Изменить стиль страницы

— Здрасте, здрасте! Извините, я не встаю.

Явилась Фрэнси, Юстас приехал в своем автомобиле; Уинифрид привезла Имоджин, и лед недовольства ее судебным процессом растаял в семейном одобрении геройства Вэла; за ней явилась Мэрией Туитимен с последними известиями о Джайлсе и Джессе. Так что в этот день с тетей Джули и Эстер, молодым Николасом, Юфимией и — вообразите себе! — Джорджем, который приехал с Юстасом в автомобиле, собрание представляло собой зрелище, достойное дней процветания семьи. В маленькой гостиной не было ни одного свободного стула, и чувствовалось опасение, как бы не приехал кто-нибудь еще.
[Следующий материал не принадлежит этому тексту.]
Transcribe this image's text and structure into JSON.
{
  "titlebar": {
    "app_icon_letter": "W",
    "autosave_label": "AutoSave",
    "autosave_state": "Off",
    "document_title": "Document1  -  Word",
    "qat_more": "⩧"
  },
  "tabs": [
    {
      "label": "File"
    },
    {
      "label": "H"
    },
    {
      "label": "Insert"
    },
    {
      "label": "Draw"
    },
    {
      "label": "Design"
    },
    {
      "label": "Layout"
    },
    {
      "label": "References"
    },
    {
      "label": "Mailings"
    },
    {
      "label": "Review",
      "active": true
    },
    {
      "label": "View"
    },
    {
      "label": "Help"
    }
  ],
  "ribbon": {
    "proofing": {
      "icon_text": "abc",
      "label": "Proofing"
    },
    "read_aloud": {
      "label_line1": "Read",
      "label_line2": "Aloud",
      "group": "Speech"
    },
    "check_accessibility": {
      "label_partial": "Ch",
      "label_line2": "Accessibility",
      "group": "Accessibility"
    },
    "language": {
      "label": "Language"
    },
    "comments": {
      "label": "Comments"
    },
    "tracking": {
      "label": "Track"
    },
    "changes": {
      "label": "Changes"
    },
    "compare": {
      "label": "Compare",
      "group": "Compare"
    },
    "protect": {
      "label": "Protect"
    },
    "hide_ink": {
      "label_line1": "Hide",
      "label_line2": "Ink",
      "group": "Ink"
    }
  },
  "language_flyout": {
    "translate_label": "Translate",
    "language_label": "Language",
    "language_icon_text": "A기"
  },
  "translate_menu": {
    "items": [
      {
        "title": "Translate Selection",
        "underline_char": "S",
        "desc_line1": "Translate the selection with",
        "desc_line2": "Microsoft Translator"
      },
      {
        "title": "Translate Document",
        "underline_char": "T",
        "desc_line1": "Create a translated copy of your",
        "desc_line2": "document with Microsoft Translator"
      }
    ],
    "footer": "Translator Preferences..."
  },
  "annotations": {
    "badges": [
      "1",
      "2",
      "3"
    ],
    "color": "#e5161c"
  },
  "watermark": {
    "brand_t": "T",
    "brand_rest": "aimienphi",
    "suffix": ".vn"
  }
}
Когда натянутость, вызванная присутствием Тимоти, немножко прошла, заговорили о войне Джордж спросил тетю Джули, когда она думает отправиться на фронт с Красным Крестом, чем даже развеселил ее; затем, повернувшись к Николасу, он сказал:

— Юный Ник тоже, кажется, отважный воин. Когда же он облачится в хаки?

Молодой Николае, улыбнувшись кроткой виноватой улыбкой, нерешительно заметил, что, конечно, мать очень беспокоится.

— Два Дромио, я слышал, уже собираются в путь, — продолжал Джордж, повернувшись к Мэрией Туитимен, — скоро мы все там будем. En avant , Форсайты! Бей, коли, стреляй! Кто на гауптвахту?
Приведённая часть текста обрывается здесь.